Clara put her arm round her sister, kissed her tenderly and said,—

‘Then I am perfectly happy.’

‘Did you suspect it?’

‘I knew it.’

Mrs Caffyn called them; it was time to be moving, and soon afterwards those who had to go to London that afternoon left for Letherhead. Clara stood at the gate for a long time watching them along the straight, white road. They came to the top of the hill; she could just discern them against the sky; they passed over the ridge and she went indoors. In the evening a friend called to see Mrs Caffyn, and Clara went to the stone bridge which she had visited on Saturday. The water on the upper side of the bridge was dammed up and fell over the little sluice gates under the arches into a clear and deep basin about forty or fifty feet in diameter. The river, for some reason of its own, had bitten into the western bank, and had scooped out a great piece of it into an island. The main current went round the island with a shallow, swift ripple, instead of going through the pool, as it might have done, for there was a clear channel for it. The centre and the region under the island were deep and still, but at the farther end, where the river in passing called to the pool, it broke into waves as it answered the appeal, and added its own contribution to the stream, which went away down to the mill and onwards to the big Thames. On the island were aspens and alders. The floods had loosened the roots of the largest tree, and it hung over heavily in the direction in which it had yielded to the rush of the torrent, but it still held its grip, and the sap had not forsaken a single branch. Every one was as dense with foliage as if there had been no struggle for life, and the leaves sang their sweet song, just perceptible for a moment every now and then in the variations of the louder music below them. It is curious that the sound of a weir is never uniform, but is perpetually changing in the ear even of a person who stands close by it. One of the arches of the bridge was dry, and Clara went down into it, stood at the edge and watched that wonderful sight—the plunge of a smooth, pure stream into the great cup which it has hollowed out for itself. Down it went, with a dancing, foamy fringe playing round it just where it met the surface; a dozen yards away it rose again, bubbling and exultant.

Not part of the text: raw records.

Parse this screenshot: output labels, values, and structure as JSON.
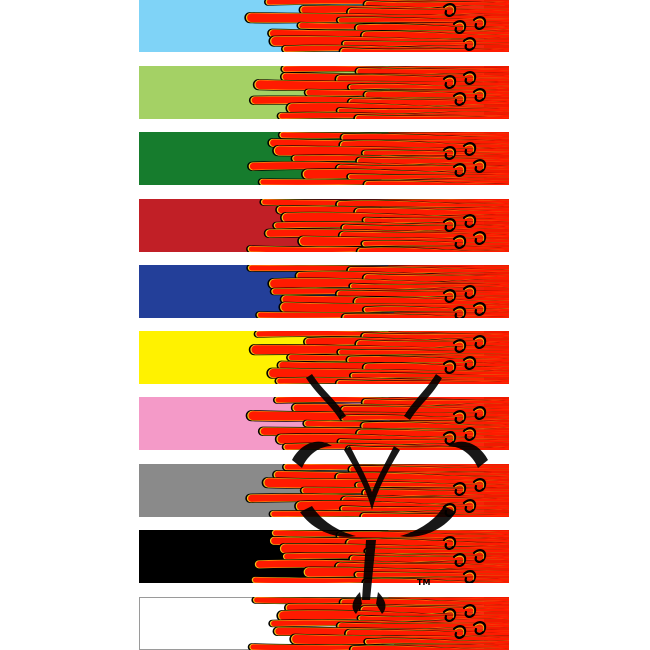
{
  "swatches": [
    {
      "color_name": "light-blue",
      "base_color": "#7fd3f7"
    },
    {
      "color_name": "lime-green",
      "base_color": "#a4d165"
    },
    {
      "color_name": "dark-green",
      "base_color": "#167c2d"
    },
    {
      "color_name": "crimson",
      "base_color": "#c11f26"
    },
    {
      "color_name": "royal-blue",
      "base_color": "#233f99"
    },
    {
      "color_name": "yellow",
      "base_color": "#fff200"
    },
    {
      "color_name": "pink",
      "base_color": "#f49ac8"
    },
    {
      "color_name": "gray",
      "base_color": "#8a8a8a"
    },
    {
      "color_name": "black",
      "base_color": "#000000"
    },
    {
      "color_name": "white",
      "base_color": "#ffffff"
    }
  ],
  "flame_colors": {
    "fill": "#ff1a00",
    "pinstripe": "#f5c518",
    "outline": "#000000",
    "tail": "#000000"
  },
  "emblem": {
    "icon": "tribal-emblem-icon",
    "color": "#000000",
    "trademark": "TM"
  }
}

She came up from the arch and went home as the sun was setting. She found Mrs Caffyn alone.

‘I have news to tell you,’ she said. ‘Baruch Cohen is in love with my sister, and she is in love with him.’

‘The Lord, Miss Clara! I thought sometimes that perhaps it might be you; but there, it’s better, maybe, as it is, for—’

‘For what?’

‘Why, my dear, because somebody’s sure to turn up who’ll make you happy, but there aren’t many men like Baruch. You see what I mean, don’t you? He’s always a-reading books, and, therefore, he don’t think so much of what some people would make a fuss about. Not as anything of that kind would ever stop me, if I were a man and saw such a woman as Miss Madge. He’s really as good a creature as ever was born, and with that child she might have found it hard to get along, and now it will be cared for, and so will she be to the end of their lives.’